RED ROSE, de Sepideh Farsi – 1h
Avec Mina Kavani, Vassilis Koukalani
Sortie : mercredi 9 septembre 2015
Je vote : 4 sur 5
Téhéran, juin 2009, au lendemain de l’élection présidentielle usurpée. La « Vague verte » de contestation s’abat sur la ville. Un appartement sert de refuge provisoire dans la mêlée. Un homme et une femme, Sara et Ali, de deux générations différentes, ont un téléphone portable et un ordinateur pour relayer les nouvelles de la révolte. Leur histoire d’amour bouleversera le cours de deux existences.
Et alors ?
Avec une grande économie de moyens et l’idée forte de ce huis-clos amoureux entre deux êtres qui ont vécu la contestation politique à deux époques très différentes en Iran – celle du Chah et celle du régime des mollahs – Sepideh Farsi joue à merveille sur l’opposition entre les émeutes dans la rue et la soudaine passion de l’histoire intime à l’intérieur de cet appartement. Un lieu où les rumeurs des manifestations surgissent de façon diffuse grâce aux images des téléphones portables qui ont joué un grand rôle durant les évènements de 2009. La cinéaste souligne : « Il
n’était pas question de reconstituer les manifestations ! Ces images d’archives représentaient un matériau brut porteur d’une énergie et d’une vérité impossibles à recréer. Filmées par des anonymes, ces images ont été vues par des millions de gens de par le monde grâce à Internet, elles nous étaient presque devenues familières, même si elles ont été un peu oubliées depuis… Utiliser ces images, c’était aussi rendre un hommage à tous ces gens qui ont risqué leur vie pour témoigner, en l’absence de journalistes professionnels, puisque le régime iranien avait chassé tous les reporters étrangers au lendemain de l’élection. » Des images montrant comment, après les élections truquées de 2009, le régime de Mahmoud Ahmadinejad a tout fait pour mettre un terme à ce vent de liberté qui préfigurait les printemps arabes à venir.
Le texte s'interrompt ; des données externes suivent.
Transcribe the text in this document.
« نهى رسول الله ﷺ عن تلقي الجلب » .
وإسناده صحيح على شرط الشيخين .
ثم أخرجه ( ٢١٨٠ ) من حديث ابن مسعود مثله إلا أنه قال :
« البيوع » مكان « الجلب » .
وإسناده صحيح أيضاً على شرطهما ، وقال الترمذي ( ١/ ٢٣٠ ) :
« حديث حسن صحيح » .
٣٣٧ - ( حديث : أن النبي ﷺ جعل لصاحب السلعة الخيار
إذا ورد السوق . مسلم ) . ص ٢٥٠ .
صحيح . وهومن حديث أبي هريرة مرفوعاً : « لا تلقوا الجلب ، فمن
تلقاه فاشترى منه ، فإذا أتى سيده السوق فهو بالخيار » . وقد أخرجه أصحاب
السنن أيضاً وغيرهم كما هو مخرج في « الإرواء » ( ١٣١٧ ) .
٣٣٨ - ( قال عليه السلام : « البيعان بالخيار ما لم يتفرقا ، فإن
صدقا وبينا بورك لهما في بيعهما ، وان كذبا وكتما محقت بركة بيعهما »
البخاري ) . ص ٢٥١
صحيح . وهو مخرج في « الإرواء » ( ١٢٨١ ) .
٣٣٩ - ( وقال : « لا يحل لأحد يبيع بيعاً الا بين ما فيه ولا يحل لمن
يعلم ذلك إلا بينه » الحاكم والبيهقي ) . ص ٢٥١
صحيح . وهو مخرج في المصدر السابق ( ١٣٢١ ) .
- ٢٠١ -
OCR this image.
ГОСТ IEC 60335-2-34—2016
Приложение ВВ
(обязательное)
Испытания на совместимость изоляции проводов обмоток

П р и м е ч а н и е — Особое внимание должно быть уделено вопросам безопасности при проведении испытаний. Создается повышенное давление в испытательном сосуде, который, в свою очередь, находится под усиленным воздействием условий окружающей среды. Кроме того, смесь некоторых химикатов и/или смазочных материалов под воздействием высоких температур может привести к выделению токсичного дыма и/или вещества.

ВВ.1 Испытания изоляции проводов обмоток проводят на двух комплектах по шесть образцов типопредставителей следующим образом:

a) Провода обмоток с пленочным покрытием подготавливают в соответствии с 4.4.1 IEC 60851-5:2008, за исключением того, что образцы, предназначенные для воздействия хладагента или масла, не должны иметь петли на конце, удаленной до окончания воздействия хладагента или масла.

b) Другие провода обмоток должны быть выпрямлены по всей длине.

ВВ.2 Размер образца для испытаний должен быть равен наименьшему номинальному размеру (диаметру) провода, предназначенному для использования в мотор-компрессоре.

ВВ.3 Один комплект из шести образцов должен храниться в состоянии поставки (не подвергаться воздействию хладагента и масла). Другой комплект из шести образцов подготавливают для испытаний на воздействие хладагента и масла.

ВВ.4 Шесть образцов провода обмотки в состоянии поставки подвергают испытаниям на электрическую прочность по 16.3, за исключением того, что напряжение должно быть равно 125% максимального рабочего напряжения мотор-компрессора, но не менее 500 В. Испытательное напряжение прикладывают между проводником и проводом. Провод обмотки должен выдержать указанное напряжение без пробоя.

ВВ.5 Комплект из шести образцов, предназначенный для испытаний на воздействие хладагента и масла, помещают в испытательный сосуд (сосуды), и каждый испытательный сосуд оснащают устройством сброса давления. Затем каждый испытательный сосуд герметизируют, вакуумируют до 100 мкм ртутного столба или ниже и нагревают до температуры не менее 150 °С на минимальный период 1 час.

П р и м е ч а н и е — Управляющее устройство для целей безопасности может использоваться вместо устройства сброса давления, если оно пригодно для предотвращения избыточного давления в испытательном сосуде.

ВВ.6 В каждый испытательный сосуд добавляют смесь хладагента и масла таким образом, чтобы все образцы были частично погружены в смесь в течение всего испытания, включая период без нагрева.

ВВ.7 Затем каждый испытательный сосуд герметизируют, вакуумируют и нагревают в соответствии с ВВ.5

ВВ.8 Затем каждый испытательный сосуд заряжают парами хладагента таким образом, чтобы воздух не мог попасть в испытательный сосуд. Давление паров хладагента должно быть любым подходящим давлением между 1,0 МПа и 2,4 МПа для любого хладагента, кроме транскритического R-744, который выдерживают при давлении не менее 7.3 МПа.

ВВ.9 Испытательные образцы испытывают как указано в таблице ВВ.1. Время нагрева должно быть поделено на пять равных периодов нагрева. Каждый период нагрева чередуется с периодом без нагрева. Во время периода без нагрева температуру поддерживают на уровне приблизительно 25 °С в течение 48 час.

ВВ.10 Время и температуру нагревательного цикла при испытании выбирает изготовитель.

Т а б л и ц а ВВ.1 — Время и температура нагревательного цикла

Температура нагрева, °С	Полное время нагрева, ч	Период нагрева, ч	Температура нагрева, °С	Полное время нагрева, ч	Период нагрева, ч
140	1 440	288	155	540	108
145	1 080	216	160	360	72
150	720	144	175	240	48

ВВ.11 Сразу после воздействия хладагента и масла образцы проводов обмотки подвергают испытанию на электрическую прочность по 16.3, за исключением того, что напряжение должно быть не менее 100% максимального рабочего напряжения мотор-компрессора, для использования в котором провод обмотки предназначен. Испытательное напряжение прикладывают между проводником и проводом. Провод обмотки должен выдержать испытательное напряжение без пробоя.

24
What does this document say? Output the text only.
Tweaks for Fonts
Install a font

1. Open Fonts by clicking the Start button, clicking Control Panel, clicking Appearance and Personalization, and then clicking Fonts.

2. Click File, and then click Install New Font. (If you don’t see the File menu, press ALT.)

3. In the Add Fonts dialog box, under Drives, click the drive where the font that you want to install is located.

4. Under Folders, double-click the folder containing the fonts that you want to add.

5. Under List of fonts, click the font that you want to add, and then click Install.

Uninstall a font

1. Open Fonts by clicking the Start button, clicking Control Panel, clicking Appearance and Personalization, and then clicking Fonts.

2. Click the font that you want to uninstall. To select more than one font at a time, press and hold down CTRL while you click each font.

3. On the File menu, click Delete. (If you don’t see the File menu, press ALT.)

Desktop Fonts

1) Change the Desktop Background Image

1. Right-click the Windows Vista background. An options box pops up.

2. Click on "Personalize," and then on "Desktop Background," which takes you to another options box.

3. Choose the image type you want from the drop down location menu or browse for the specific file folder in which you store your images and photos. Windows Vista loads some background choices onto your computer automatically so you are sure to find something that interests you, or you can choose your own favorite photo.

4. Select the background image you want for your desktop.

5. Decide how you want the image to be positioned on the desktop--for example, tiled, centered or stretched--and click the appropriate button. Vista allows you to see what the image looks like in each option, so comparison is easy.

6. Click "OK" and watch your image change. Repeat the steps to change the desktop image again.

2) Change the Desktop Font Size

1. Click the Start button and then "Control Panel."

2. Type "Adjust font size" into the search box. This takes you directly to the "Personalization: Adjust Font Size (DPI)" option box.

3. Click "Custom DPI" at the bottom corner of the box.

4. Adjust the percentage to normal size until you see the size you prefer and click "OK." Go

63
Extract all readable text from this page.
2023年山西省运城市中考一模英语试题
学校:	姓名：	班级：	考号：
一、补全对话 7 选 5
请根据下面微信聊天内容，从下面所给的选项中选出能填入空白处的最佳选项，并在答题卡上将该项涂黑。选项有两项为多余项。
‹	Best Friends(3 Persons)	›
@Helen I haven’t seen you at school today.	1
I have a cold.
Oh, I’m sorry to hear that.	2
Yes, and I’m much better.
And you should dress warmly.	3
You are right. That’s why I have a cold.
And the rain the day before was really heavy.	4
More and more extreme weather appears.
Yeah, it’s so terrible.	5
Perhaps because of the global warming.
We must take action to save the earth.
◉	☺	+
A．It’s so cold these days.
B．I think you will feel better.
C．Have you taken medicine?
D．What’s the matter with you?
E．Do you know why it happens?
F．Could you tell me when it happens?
En établissant des parallèles avec la répression à la fin du régime du Chah d’Iran, Sepideh Farsi signe un récit d’une grande force avec, pour fil directeur, le portrait puissant d’une femme qui se bat, remarquablement incarnée par Mina Kavani. On comprend qu’elle n’ait pu tourner son film en Iran, eu égard à cette défense de la liberté sexuelle des femmes iraniennes. La réalisatrice poursuit : « Certainement parce qu’elles sont soumises à une pression très forte, les jeunes femmes iraniennes sont plus débridées que les hommes, je dirais encore plus avides de liberté : elles veulent vivre ! C’est un peu ce que je montre dans le personnage de Sara, et c’est aussi le message que porte le film tout entier. »
Sans grand discours mais avec sa manière directe mais subtile de filmer cette passion amoureuse dans un huis clos, Sepideh Farsi signe une histoire politique forte qui rappelle comment les Iraniens vivent aujourd’hui sous la férule d’un pouvoir très autoritaire.